Ahmad, avocat et ex-mari, emploie ses astuces. Il a essayé
de gagner l’amour de ses enfants en les faisant sortir
souvent et ce, pour irriter la mère qui à son tour fait
intercéder le petit. Elle a fait savoir à son enfant qu’il
risquerait de ne plus aller à l’école si son père refuse de
payer les frais de leurs scolarités. « C’est illogique papa
que tu nous accompagnes dans des hôtels ou des restaurants,
alors que nous risquons d’être renvoyés de l’école », dit
alors l’enfant âgé de 9 ans.
« Bien que le couple soit séparé, cela n’exclut pas les
responsabilités de chacun vis-à-vis de leurs enfants. Une
chose dont beaucoup de couples ne tiennent pas compte.
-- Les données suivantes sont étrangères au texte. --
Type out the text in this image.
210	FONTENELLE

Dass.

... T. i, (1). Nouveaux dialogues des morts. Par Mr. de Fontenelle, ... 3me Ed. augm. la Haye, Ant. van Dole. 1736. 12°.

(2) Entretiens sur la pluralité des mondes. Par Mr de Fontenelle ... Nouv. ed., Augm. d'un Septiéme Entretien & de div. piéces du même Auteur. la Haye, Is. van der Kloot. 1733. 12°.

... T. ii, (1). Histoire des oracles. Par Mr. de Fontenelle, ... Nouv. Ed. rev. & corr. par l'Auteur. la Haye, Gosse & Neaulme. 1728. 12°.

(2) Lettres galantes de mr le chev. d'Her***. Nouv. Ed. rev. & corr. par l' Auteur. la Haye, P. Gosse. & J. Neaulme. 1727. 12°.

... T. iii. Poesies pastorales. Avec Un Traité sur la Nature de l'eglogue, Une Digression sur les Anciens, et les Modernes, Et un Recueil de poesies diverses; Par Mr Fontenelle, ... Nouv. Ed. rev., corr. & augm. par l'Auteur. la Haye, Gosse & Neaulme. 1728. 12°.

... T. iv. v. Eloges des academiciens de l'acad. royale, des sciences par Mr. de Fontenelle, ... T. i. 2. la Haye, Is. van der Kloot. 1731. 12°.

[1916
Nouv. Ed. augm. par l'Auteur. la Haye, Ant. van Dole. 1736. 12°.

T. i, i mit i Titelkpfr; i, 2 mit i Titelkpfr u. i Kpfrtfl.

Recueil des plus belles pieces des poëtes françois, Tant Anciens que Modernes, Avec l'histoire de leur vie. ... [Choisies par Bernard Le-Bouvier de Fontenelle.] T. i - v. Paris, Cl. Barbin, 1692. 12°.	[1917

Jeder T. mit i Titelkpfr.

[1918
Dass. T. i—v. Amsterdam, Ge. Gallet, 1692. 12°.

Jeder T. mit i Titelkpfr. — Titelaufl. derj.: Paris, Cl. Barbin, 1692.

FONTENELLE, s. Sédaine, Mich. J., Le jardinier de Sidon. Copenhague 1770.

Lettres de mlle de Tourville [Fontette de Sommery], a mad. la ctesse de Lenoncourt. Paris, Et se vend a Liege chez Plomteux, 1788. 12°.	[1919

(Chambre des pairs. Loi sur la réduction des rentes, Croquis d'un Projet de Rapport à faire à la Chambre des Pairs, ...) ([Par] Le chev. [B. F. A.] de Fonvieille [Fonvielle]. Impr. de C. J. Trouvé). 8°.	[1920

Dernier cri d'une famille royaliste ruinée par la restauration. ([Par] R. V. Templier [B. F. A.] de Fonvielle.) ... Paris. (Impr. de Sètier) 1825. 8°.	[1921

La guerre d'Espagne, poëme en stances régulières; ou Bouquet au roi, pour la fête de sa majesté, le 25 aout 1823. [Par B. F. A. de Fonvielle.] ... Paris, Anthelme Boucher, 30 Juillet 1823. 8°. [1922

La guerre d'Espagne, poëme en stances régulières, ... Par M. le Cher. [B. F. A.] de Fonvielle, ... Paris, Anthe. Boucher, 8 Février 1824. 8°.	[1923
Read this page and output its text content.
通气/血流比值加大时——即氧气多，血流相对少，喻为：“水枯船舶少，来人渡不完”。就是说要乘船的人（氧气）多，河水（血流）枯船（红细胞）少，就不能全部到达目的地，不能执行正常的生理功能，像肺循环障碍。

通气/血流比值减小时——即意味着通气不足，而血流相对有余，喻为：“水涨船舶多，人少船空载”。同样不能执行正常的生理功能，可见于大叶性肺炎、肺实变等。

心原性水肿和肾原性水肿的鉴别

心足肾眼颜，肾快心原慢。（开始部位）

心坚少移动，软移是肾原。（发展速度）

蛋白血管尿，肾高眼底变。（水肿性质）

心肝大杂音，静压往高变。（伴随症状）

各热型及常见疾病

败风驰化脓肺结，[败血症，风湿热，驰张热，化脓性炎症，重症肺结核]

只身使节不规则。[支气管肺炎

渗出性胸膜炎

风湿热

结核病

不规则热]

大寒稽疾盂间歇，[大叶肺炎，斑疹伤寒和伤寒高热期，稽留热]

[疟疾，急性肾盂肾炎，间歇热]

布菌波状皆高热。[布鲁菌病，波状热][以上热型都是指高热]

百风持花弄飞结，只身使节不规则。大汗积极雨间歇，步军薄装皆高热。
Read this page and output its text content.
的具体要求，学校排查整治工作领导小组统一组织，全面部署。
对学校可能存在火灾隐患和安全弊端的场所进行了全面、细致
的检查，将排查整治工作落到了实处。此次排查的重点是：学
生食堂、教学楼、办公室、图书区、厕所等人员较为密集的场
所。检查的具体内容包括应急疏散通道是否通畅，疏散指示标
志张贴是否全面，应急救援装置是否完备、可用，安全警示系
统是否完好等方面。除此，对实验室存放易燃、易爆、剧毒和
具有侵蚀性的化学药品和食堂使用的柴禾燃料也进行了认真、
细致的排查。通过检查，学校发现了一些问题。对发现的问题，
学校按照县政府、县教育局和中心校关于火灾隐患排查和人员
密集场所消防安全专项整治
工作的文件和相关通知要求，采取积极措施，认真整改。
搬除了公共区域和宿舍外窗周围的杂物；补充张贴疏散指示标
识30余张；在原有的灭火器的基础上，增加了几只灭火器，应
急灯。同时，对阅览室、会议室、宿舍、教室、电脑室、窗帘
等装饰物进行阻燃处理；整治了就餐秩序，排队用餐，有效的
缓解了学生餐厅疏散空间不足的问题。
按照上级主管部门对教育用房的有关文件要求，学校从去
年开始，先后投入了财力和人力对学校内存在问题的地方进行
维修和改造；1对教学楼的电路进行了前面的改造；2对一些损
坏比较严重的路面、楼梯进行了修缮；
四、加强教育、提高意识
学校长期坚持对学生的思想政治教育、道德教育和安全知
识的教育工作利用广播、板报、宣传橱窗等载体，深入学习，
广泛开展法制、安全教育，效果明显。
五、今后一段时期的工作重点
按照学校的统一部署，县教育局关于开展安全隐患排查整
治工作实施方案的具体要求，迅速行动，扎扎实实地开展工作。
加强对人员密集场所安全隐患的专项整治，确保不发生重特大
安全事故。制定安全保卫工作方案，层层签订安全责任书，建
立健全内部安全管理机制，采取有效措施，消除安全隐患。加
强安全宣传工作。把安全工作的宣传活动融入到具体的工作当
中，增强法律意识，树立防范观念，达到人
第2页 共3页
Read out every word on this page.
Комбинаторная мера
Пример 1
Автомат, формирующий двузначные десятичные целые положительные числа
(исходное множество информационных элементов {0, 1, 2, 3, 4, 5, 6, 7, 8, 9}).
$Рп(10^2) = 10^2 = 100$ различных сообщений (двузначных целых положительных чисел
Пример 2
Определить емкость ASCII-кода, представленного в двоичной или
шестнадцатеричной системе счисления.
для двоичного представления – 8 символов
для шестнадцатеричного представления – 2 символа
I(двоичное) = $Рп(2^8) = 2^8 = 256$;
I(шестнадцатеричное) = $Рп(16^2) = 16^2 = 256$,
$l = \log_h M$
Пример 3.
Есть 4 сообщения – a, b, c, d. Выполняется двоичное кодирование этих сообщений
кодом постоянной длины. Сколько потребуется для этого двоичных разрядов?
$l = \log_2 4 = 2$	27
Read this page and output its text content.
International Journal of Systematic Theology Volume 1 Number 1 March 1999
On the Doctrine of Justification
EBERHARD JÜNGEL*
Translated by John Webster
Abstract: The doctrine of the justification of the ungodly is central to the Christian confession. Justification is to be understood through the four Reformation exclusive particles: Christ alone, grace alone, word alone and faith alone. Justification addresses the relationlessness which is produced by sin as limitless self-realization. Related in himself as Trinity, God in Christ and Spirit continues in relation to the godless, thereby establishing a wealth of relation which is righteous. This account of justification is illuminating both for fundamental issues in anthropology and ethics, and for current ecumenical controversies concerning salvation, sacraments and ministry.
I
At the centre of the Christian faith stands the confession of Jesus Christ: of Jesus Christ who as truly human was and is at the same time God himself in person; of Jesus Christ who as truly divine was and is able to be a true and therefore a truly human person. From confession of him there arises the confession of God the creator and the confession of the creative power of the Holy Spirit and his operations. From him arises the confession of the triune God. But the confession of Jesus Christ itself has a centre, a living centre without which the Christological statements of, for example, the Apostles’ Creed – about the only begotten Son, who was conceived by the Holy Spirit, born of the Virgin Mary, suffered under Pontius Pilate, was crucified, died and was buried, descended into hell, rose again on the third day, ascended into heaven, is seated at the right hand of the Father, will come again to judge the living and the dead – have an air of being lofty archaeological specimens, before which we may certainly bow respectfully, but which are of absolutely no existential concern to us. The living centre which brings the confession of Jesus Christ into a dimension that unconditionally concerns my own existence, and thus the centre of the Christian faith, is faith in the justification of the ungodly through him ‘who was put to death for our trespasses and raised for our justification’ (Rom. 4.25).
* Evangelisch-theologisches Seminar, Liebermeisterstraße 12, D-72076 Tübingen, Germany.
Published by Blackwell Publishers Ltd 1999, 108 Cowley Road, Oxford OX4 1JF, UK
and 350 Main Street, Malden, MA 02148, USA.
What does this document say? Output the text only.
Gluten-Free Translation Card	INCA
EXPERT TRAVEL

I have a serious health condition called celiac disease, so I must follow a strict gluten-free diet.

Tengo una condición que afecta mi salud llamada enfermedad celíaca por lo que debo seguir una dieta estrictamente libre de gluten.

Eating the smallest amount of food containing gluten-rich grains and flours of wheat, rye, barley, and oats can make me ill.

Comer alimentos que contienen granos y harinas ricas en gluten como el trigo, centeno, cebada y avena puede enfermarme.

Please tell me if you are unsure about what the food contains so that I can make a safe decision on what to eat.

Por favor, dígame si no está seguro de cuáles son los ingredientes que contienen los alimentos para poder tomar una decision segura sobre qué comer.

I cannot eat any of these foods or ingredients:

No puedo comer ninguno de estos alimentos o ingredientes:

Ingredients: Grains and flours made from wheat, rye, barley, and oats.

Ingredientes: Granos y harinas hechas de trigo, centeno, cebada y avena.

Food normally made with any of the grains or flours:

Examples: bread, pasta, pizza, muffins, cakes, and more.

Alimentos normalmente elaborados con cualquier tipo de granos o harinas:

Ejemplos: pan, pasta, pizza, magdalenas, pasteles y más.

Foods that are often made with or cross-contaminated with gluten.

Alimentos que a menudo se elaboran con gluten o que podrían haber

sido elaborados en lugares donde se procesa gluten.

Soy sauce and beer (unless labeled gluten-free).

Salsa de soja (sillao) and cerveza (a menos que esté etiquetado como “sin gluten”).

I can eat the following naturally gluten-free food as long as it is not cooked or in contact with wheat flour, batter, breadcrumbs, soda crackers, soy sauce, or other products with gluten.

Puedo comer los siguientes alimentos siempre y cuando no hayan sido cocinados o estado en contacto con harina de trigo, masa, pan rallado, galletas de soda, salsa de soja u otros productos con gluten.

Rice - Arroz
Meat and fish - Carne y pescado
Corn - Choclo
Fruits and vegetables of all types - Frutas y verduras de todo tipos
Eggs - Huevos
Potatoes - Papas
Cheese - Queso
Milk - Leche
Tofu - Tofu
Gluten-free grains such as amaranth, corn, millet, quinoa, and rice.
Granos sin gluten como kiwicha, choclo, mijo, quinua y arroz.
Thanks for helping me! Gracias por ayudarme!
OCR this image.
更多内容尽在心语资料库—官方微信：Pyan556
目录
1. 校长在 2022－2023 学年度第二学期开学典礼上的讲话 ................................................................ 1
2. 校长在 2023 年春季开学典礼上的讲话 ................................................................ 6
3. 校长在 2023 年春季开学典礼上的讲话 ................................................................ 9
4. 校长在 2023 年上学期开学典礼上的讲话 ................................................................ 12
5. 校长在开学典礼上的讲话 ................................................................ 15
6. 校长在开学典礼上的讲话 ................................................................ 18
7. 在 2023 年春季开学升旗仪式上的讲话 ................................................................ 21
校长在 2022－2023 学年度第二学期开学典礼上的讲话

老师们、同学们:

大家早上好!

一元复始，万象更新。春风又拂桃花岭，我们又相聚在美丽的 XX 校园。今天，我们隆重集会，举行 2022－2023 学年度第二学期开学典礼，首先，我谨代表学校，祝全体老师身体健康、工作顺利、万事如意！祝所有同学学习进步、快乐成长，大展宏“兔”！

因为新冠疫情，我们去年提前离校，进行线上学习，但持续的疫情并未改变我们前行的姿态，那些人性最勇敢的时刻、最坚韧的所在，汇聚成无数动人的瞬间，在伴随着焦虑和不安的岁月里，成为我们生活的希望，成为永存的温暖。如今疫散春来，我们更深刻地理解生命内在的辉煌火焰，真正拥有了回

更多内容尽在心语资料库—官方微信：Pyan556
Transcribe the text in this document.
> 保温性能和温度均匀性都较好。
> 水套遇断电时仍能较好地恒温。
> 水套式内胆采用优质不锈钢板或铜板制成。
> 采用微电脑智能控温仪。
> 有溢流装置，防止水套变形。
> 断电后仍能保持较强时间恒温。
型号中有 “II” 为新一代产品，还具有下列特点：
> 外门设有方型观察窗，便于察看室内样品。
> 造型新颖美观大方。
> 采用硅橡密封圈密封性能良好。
Il
est sûr que tout enfant subit un choc psychologique à la
séparation de ses parents, mais pour atténuer les dégâts, il
faut éviter de les faire vivre dans une ambiance tendue.
Rares sont les maris et femmes qui arrivent à maîtriser leur
colère ou leur jalousie », explique la sociologue Iman
Beibars, responsable de l’Association de l’émancipation de
la femme.
En effet, le divorce a lieu selon deux procédures :
consentement mutuel entre les deux époux, désir de l’homme
ou de la femme de vouloir se séparer de son partenaire
(parfois le kholea), d’après l’avocat Nihad Aboul-Qomsane,
présidente du Centre égyptien pour les droits de la femme.
Le consentement mutuel n’existe pas en Egypte. Pourtant,
c’est l’image connue au début de l’islam. Le prophète et ses
compagnons étaient plus civilisés dans leurs relations avec
leurs ex-épouses. Ils ont compris qu’une séparation ne
signifie pas la fin d’une relation humaine. « On prétend
aujourd’hui que notre société est pieuse, alors que nous
ignorons les droits d’autrui, une chose primordiale en islam
», avance Aboul-Qomsane.
Et ce n’est pas tout. Il arrive parfois que le mari oriental
considère sa femme comme son bien, même après l’avoir
divorcée. Il tente à tout prix de l’empêcher de nouer une
autre relation. Une célèbre féministe raconte que son
ex-mari devient comme un fou lorsqu’il la voit avec un autre
homme, même si c’est un collègue de travail. « Et bien que
ce soit lui qui ait demandé le divorce, il n’hésite pas à
faire circuler des rumeurs comme quoi elle l’a trompé avec
un autre homme … », conclut la féministe.